Le soleil est haut et brille dans le ciel bleu, c'est l'été, alors il ne s'étonne pas du fait qu'elle garde ses lunettes noires sur son nez.

Elle lui sourit, il est timide, mais il pense qu'elle est aussi rayonnante que le soleil lui-même, mais c'est peut-être parce que c'est la première qui ne fait pas une moue de dégoût.

Alors, prenant petit à petit confiance en lui, il se met à parler, parler, et ne s'arrête plus, il a enfin trouvé quelqu'un de bien.

A un moment, quand il lui demande quels sont ses livres préférés, d'une voix douce, elle lui explique tout.

Elle ne lit plus, non, ne touche plus ses livres, parce que ça fait trop mal d'imaginer, de seulement tout imaginer.

Elle lui dit qu'elle n'a jamais rien vu, jamais.

Elle lui dit qu'elle ne verra jamais rien, jamais.

Il ne sait pas trop comment le prendre au début.

Il pourrait se sentir triste de savoir que la seule femme, aussi belle qu'elle en plus, n'a accepté de le rencontrer que parce qu'elle ne sait pas, que parce qu'elle ne voit pas, elle ne voit pas qu'il est différent.

Il pourrait se sentir triste.
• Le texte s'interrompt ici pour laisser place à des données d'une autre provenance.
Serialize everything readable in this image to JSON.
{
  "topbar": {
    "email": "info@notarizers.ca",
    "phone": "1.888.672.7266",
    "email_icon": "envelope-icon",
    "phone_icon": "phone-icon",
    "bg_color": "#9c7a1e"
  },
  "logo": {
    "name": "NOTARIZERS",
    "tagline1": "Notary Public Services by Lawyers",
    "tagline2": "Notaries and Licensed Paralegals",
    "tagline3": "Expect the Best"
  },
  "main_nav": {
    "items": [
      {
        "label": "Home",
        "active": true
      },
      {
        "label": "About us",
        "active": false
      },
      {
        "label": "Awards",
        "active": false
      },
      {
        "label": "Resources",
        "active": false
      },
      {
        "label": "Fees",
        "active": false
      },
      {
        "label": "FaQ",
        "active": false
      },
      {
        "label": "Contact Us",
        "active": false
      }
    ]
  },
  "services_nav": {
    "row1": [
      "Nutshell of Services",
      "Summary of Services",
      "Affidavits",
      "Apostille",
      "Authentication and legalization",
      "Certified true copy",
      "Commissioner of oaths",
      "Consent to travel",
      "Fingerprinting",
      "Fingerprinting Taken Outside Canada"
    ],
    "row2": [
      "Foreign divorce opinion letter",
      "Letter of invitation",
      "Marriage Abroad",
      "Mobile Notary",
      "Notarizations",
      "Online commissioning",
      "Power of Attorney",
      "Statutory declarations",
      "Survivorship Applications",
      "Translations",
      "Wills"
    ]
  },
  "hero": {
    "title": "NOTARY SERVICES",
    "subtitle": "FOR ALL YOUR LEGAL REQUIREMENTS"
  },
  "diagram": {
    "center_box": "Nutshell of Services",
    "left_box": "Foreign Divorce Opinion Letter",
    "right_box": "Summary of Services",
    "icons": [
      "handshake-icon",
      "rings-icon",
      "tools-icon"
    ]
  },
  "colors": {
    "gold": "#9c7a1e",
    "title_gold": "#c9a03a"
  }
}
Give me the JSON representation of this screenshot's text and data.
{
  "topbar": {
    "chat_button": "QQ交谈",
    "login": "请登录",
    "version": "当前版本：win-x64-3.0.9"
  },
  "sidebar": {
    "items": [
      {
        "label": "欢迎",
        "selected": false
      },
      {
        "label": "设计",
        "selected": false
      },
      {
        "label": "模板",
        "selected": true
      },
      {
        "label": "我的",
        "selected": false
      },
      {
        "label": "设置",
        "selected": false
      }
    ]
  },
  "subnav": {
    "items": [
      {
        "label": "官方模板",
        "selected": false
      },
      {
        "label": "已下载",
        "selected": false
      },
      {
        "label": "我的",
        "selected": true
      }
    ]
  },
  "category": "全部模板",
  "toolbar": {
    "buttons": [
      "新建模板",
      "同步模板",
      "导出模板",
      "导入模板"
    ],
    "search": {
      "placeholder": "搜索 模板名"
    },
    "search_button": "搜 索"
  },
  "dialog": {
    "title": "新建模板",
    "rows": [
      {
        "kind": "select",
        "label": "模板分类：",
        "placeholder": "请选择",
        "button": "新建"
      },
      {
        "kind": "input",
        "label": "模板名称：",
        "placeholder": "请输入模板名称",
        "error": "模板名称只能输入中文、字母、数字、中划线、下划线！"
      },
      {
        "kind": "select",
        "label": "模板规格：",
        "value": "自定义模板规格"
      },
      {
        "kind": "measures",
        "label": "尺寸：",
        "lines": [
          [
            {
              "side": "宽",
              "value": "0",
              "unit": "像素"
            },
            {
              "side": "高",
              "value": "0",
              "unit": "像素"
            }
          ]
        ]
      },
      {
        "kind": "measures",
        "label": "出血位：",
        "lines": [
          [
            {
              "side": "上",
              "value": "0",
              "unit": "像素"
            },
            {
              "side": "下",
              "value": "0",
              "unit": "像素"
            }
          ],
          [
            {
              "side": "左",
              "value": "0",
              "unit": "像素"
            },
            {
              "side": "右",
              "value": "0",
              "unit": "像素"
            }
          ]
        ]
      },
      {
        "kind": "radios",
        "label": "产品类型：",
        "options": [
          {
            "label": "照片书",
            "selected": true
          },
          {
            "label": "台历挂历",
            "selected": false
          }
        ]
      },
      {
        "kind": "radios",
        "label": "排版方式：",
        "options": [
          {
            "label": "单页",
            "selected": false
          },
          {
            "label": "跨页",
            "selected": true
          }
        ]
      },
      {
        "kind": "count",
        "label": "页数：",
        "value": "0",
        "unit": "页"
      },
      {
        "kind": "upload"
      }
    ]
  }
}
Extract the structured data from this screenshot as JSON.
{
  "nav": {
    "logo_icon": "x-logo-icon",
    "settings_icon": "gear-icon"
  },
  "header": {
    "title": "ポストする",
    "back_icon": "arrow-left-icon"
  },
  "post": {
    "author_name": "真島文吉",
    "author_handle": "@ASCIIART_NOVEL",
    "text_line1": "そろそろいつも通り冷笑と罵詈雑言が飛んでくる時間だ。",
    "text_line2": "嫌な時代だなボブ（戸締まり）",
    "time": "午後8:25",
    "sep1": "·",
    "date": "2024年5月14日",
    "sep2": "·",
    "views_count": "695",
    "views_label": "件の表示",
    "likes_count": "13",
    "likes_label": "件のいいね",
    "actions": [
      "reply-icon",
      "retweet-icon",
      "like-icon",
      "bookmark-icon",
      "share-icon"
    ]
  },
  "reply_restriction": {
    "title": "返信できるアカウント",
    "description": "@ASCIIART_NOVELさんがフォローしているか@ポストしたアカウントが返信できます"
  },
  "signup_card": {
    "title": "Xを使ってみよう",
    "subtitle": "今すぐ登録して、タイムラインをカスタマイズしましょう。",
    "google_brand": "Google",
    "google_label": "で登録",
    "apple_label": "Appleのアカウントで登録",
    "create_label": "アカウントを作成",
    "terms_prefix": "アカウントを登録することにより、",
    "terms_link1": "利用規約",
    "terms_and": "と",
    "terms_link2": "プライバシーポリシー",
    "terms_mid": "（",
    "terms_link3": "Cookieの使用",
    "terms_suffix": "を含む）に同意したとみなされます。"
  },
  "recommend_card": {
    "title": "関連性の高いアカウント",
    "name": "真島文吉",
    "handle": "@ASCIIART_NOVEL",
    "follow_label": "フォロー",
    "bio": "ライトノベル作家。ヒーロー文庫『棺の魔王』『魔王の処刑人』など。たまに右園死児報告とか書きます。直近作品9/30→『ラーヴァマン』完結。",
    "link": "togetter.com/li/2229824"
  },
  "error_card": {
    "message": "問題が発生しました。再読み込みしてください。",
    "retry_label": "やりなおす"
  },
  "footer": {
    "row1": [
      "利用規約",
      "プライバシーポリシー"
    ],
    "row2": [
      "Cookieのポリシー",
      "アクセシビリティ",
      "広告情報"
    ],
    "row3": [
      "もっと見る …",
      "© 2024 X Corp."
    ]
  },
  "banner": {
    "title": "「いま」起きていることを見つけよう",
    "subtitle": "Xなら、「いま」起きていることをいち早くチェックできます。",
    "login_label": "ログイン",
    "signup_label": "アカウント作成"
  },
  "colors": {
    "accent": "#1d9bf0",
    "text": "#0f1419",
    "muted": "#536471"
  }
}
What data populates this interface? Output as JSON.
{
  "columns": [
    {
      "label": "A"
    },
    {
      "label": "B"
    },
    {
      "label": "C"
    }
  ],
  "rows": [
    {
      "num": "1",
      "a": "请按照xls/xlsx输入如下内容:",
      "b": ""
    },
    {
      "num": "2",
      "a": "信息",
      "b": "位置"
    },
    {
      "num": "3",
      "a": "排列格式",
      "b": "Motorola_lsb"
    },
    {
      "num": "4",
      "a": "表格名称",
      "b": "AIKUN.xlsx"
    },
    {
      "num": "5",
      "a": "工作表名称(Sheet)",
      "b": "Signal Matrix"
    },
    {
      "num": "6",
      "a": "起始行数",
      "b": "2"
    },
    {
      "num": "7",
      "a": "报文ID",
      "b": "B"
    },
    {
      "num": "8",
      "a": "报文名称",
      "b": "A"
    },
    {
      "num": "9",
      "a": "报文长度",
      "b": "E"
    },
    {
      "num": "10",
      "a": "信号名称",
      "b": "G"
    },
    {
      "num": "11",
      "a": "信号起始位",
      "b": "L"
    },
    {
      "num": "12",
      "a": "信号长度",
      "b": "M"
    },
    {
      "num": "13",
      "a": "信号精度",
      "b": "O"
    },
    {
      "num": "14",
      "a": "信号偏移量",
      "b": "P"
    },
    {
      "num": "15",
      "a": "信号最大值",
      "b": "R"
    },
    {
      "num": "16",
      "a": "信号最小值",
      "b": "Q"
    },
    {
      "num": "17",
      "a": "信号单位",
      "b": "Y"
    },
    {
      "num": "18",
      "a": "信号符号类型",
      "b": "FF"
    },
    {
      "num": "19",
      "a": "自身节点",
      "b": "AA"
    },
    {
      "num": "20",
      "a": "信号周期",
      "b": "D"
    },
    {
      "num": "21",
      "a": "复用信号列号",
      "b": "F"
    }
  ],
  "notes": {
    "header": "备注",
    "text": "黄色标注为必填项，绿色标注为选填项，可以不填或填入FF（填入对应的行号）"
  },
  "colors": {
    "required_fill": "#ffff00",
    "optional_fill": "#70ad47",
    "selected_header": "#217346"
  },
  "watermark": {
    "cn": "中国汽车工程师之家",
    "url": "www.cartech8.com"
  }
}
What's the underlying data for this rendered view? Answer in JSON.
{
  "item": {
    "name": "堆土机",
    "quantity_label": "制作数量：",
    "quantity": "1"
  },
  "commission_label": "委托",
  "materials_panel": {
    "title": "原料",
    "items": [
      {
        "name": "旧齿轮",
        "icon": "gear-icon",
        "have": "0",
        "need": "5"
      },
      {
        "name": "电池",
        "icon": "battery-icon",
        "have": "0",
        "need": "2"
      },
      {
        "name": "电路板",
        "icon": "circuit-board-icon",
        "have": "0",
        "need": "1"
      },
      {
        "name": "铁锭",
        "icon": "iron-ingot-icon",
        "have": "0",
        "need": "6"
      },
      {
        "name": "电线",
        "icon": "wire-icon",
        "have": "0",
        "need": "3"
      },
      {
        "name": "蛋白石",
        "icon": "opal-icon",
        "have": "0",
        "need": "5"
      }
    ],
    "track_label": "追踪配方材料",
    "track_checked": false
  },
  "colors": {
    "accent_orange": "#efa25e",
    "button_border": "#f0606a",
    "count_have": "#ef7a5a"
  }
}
Mais il ne se sentirait triste que s'il n'était pas conscient de l'horrible réalité, et, malheureusement, ce n'est pas le cas, il en a fait les frais toute sa vie.

Cersei est peut-être la seule chance qu'il aura jamais d'avoir une femme dans sa vie.

Ils sont différents, tous les deux, exclus, alors qu'ils n'ont jamais rien voulu d'autre que d'être normal.

Mais normaux, ils ne le sont pas.

Tyrion sourit.

Ce n'est pas grave.

Il la rassure, lui dit que ça ne change rien pour lui, que ça ne fait aucune différence, que c'est pareil.

Et le sourire sur les lèvres de Cersei s'étire encore plus.

Peut-être qu'il est là, le bon.

.

Ils continuent de se voir, ou plutôt, de sortir ensemble.

Et, à chaque jour qui passe, ils se disent qu'ils ont fait le bon choix.

Tyrion traîne Cersei sur la plage au crépuscule, alors qu'il n'y a personne.

Et il lui explique.

Il lui décrit ce qu'elle a toujours voulu savoir, les couleurs naissantes entre le bleu azur et le noir d'encre.

Il le fait tous les soirs, sans exception.

Elle profite de ce moment, tous deux allongés sur le sable, elle l'écoute parler, et, à nouveau, elle se permet d'imaginer, elle se permet de rêver.

Quand il ne fait pas beau, Tyrion s'installe avec elle sur leur canapé, choisit un livre au hasard, et il le lui lit.

Elle apprécie ça, il le sait, elle le lui a dit.

Elle aime ça.

Et elle l'aime.

Ça, elle n'a pas eu besoin de lui dire.

Il l'a compris quand elle l'a remercié, il l'a compris quand leurs lèvres, pour la première fois, se sont touchées.

Elle l'aime.

Il est petit, bien trop petit, mais elle l'aime.

Il l'aime aussi.

Elle ne voit pas, ne verra jamais, mais il l'aime.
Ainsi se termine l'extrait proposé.